The perception-action cycle and affordances have numerous important processing
features still to be explored. Thus the mirror neurons of Rizzolatti and colleagues
(looked at in the more modern view of internal simulation of the actions of others)
play a role in learning the affordances of objects acted on by another, or of learning
action strategies from the other (using already learnt actions). The full perception-
action cycle itself thus involves these affordance components as well as a hierarchy of
levels in the brain at which this cycle takes place (as the above quotation notes).
Allied to this there is also the development of internal motor models to aid in the
internal simulation of the action-perception cycle, so leading to the possibility of
thinking and more specifically reasoning. As such this whole set of processing
mechanisms is rich with possibilities of extracting, from increased understanding of
how these process work, algorithms able to be inserted into machine systems.

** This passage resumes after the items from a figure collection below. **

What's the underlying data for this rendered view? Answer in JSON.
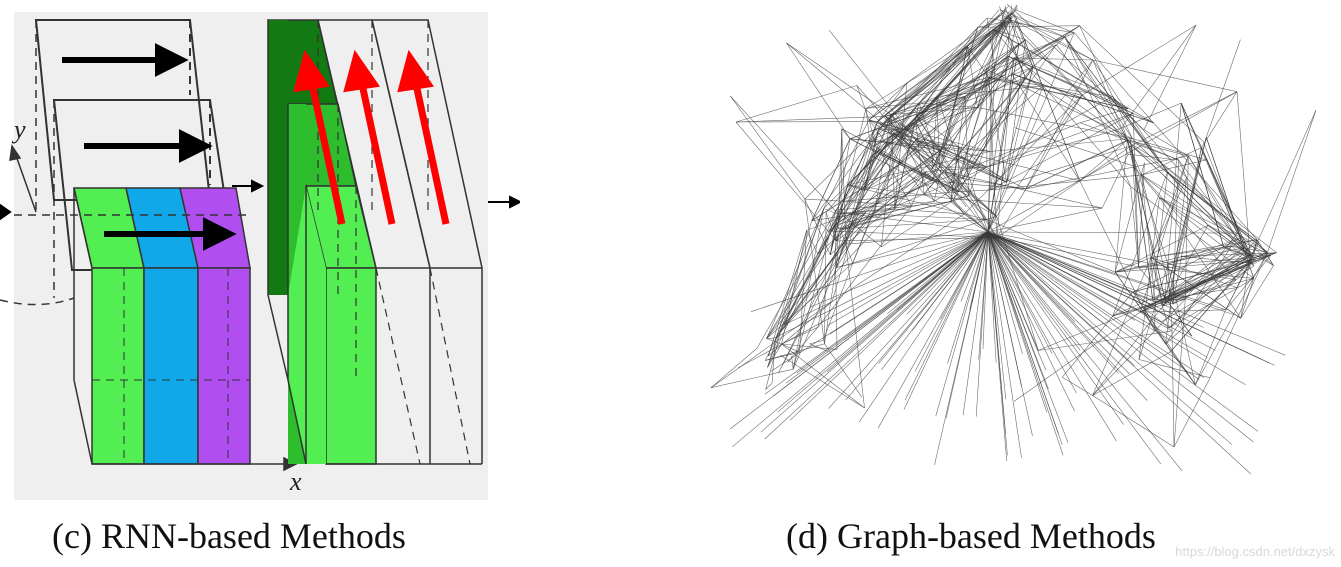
{
  "panel_c": {
    "caption": "(c) RNN-based Methods",
    "axis_x": "x",
    "axis_y": "y",
    "colors": {
      "background": "#efefef",
      "green": "#52ee52",
      "blue": "#10a8e8",
      "purple": "#b04ef0",
      "dark_green": "#137a13",
      "mid_green": "#2dbd2d",
      "arrow_black": "#000000",
      "arrow_red": "#ff0000"
    }
  },
  "panel_d": {
    "caption": "(d) Graph-based Methods",
    "watermark": "https://blog.csdn.net/dxzysk",
    "colors": {
      "edges": "#3a3a3a",
      "background": "#ffffff"
    }
  }
}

The goal of the workshop is to provide an international, interdisciplinary forum on the
topic of adaptive mechanisms of the perception-action cycle, with the purpose to
advance our understanding of the state-of-the-art on bottom-up and top-down
approaches to artificial cognitive systems development. Presentations and papers on
perception, attention, memory, learning, decision making, reasoning, conflict
resolution, motivation and action are welcome. The manner in which attention is
involved (initially to consciously guide the visual and motor processing and then to let
it run on automatic until error signals bring attention focus back to the source of the
problem and attempt its resolution) will also be considered a highly relevant topic for
the workshop.
The perception-action cycle is an important aspect by which to enter a larger domain
associated with the construction of autonomous machines. The latter require the
perception-action cycle as a basis for development of an embodied system able to
learn (by trial and error or observational learning) how to be increasingly effective in
the given environment of the machine.
Specific Aims
- To bring together a number of leading researchers in the interdisciplinary
fields of cognitive systems, robotics, artificial intelligence and computational
neuroscience;
- To explore current trends on simulation models of autonomous systems with
special focus on its implications for cognitive systems, and through discussion
of implementations of the perception-action cycle, the related aspects of
internal motor models and of internal simulation through mirror-neuron-like
systems, or otherwise;
- To explore the question as to how much knowledge should we take from brain
science in implementing a cognitive system;
- To evaluate levels of investigation, modelling methodologies and current
formalisms regarding the origin and development of cognitive systems.
- To review the main findings and conclusions of previous ICANN "Cognitive
systems" workshops;
- To define a future research agenda for autonomous systems research including
various levels of fielded applications and implementations.